Ridley Scott a dû penser à ce film quand il a conçu Thelma et Louise. En effet nous voici embarqués avec Kowalski, un ancien de la guerre du Vietnam, dans une Dodge Challenger, qui s’est lancé le défi de rallier Denver à San Francisco, quatre états, deux mille km environ, en quinze heures ! Folle équipée qui lui vaut évidemment la poursuite de toutes les polices pour excès de vitesse. Pendant cette folle équipée, il revoit des moments de sa vie émaillés d’incidents, comme cascadeur (il créera d’ailleurs quelques carambolages), son renvoi de la police pour avoir empêché un supérieur d’abuser d’une jeune droguée. Plein d’audace et virtuose du volant, il déjoue les pièges de la police, d’autant plus qu’il est suivi par le speaker enthousiaste d’une radio du Nevada, un afro-américain aveugle qui intercepte la fréquence de la police et encourage Kowalski qu’il considère comme « le dernier héros américain ». La Dodge arrive en Californie…

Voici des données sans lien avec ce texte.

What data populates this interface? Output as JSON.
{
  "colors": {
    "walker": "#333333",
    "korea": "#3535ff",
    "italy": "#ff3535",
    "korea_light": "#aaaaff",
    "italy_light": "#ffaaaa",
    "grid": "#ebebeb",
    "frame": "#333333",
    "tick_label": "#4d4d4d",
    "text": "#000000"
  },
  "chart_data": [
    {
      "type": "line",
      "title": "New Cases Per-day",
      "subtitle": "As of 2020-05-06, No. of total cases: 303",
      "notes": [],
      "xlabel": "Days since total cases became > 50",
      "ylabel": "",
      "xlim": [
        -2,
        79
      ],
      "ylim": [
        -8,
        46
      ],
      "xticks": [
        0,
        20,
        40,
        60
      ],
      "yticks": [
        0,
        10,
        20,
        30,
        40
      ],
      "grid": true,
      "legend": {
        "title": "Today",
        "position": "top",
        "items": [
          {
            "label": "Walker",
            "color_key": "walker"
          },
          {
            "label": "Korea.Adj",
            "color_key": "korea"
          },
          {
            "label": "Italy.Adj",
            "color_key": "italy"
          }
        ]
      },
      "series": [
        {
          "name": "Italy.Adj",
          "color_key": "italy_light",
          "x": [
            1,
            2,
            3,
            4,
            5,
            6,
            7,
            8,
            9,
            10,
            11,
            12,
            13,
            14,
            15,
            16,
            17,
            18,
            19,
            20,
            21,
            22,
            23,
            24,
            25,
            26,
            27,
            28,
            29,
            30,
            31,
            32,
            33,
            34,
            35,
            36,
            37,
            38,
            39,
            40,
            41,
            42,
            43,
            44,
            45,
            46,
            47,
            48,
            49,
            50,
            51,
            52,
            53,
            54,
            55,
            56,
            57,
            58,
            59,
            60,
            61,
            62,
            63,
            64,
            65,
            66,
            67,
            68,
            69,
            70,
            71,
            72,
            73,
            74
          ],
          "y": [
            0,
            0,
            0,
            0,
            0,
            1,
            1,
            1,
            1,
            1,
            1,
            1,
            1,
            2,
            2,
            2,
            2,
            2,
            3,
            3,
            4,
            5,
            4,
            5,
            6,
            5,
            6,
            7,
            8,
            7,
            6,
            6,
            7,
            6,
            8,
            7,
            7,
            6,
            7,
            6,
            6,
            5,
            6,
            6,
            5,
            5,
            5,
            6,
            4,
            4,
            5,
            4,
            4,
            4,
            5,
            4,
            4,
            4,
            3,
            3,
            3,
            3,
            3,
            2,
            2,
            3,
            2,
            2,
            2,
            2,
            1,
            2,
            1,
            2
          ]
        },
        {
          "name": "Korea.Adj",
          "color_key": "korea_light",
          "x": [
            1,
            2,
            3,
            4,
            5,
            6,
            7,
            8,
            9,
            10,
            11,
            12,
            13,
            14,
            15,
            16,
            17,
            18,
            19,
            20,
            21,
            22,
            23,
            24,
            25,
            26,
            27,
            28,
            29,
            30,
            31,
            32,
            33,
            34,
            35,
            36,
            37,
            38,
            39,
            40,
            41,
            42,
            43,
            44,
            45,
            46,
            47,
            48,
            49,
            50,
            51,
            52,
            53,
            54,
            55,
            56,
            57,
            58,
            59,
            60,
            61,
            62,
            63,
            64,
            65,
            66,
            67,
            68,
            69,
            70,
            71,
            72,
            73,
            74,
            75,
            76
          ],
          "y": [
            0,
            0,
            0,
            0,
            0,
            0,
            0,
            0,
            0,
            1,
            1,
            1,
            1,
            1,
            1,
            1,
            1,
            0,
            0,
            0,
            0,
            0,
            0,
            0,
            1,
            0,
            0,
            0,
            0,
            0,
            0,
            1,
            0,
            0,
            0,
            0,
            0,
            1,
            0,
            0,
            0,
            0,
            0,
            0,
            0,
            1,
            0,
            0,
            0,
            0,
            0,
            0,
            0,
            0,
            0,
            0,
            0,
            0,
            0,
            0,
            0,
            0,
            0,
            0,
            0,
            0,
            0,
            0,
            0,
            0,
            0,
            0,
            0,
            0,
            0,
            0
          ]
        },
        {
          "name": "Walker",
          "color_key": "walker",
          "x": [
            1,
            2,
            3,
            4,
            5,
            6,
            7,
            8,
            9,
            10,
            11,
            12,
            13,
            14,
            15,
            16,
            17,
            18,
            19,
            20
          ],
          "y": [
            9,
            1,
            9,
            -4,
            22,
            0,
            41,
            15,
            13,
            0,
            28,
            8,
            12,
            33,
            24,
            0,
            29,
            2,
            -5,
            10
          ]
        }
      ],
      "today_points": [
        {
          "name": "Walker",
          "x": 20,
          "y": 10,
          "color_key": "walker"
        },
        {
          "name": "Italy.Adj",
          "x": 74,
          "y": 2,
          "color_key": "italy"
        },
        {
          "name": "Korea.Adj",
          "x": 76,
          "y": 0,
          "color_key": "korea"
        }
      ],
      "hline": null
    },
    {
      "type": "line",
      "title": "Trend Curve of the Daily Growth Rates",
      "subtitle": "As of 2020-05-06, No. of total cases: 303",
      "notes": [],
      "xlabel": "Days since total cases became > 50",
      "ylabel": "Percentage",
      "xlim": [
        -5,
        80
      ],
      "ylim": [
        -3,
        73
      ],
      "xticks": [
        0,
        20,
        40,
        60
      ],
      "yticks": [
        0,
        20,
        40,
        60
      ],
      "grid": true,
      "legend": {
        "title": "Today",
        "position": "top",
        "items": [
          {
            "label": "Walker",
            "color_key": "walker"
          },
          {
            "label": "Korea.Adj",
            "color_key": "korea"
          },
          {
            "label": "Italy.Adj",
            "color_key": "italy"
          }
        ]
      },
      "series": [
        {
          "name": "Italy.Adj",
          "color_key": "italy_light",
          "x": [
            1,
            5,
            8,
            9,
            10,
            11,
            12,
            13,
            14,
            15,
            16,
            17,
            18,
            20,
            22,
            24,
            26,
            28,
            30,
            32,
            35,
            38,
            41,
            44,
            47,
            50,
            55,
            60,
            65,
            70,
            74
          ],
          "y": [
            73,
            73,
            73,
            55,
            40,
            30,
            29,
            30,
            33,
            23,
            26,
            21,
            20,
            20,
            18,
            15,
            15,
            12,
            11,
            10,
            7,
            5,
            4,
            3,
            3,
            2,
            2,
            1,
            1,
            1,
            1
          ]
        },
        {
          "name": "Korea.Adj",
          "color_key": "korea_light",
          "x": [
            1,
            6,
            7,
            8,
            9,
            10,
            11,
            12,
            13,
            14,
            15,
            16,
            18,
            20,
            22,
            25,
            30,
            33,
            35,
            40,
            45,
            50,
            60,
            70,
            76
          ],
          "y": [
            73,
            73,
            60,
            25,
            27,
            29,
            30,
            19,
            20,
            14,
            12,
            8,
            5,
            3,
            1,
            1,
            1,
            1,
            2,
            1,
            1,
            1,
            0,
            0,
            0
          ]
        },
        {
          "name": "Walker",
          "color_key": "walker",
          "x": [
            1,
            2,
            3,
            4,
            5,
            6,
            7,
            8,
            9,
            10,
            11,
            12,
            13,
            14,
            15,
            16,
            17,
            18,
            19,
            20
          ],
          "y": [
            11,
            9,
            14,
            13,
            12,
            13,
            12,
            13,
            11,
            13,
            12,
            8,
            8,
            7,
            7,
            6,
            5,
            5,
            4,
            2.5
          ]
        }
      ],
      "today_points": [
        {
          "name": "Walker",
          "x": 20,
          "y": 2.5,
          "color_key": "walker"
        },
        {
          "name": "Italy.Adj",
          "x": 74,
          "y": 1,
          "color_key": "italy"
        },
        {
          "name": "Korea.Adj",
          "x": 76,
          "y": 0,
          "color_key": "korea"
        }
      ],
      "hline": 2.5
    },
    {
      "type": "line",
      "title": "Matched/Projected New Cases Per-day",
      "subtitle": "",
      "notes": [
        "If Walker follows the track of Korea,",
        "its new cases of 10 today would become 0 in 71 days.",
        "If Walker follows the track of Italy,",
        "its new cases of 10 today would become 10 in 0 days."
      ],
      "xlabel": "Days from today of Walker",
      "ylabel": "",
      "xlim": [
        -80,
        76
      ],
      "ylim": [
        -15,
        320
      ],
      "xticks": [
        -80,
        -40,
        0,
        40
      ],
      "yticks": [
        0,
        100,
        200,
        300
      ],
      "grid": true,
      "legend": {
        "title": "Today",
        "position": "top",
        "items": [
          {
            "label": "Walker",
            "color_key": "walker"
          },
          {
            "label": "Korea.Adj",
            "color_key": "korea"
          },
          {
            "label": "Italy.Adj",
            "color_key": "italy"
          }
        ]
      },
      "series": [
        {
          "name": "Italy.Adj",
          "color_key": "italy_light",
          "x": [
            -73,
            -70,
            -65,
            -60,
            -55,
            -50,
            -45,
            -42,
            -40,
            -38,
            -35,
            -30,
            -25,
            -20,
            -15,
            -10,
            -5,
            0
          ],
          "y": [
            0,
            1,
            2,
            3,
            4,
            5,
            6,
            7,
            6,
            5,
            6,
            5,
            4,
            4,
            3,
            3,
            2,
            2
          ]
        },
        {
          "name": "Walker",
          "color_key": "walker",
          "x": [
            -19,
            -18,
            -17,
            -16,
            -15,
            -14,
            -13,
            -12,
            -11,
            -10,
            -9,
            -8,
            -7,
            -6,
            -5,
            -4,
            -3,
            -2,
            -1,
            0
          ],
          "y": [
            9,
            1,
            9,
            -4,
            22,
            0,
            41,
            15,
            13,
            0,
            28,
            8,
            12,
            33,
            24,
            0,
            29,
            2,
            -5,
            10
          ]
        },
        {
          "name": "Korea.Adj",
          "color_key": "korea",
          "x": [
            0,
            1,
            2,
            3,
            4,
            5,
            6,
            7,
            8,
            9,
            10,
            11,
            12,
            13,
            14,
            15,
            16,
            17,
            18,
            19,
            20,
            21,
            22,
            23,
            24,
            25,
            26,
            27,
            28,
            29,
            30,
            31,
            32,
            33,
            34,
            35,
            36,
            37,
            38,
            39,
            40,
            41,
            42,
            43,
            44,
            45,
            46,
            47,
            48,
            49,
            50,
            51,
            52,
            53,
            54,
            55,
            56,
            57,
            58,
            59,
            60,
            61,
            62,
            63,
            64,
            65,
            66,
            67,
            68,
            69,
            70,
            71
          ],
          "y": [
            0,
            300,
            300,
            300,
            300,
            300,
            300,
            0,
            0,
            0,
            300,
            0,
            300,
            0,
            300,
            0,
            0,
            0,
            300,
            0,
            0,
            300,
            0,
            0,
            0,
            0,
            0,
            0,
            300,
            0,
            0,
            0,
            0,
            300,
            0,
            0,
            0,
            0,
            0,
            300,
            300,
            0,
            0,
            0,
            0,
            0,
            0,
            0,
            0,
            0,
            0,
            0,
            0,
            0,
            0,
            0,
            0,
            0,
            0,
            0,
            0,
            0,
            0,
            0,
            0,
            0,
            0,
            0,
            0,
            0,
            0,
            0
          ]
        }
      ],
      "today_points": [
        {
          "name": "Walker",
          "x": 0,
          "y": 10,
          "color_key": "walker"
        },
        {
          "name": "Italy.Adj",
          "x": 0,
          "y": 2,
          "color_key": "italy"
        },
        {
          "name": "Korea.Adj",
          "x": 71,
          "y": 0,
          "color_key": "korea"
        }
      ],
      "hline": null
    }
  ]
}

C’est bien sûr d’une course pour la liberté qu’il s’agit, d’une échappée hors d’une société fondée sur des interdits et l’intolérance, hors d’un passé jalonné de meurtrissures. Là aussi, mais plus encore que chez Scott, on est dans un projet très abstrait, conceptuel pour le moins : un trajet sans raison autre que mentale, un but à atteindre, une vie. On se prend au jeu inconcevable du pilote, l’entreprise devenant une aventure « seul contre tous », une affirmation de la liberté individuelle, donc, dont certes on peut discuter les fondements et les conséquences, mais qui matérialise en trajet héroïque les aspirations que chacun d’entre nous peut ressentir sans les réaliser. « Contre tous », pas vraiment car, à l’instar du « Mohican », Kowalski bénéficie d’un engouement public que le reportage frénétique de l’animateur radio provoque et amplifie, engouement qui gagne le spectateur. La conduite dangereuse, les carambolages, dérapages, détours dangereux contaminent, avec une efficacité remarquable, le filmage et le montage, dont le tempo suit le compteur de vitesse de la Dodge et les nombreuses syncopes de l’adversité. Ce défi initial et irresponsable devient nettement le délégué symbolique de toute une population, et une façon de balayer les malheurs par l’affirmation d’une volonté.
NB : en bonus deux courts documentaires, sur le film et sur l’héroïne, la Dodge Challenger.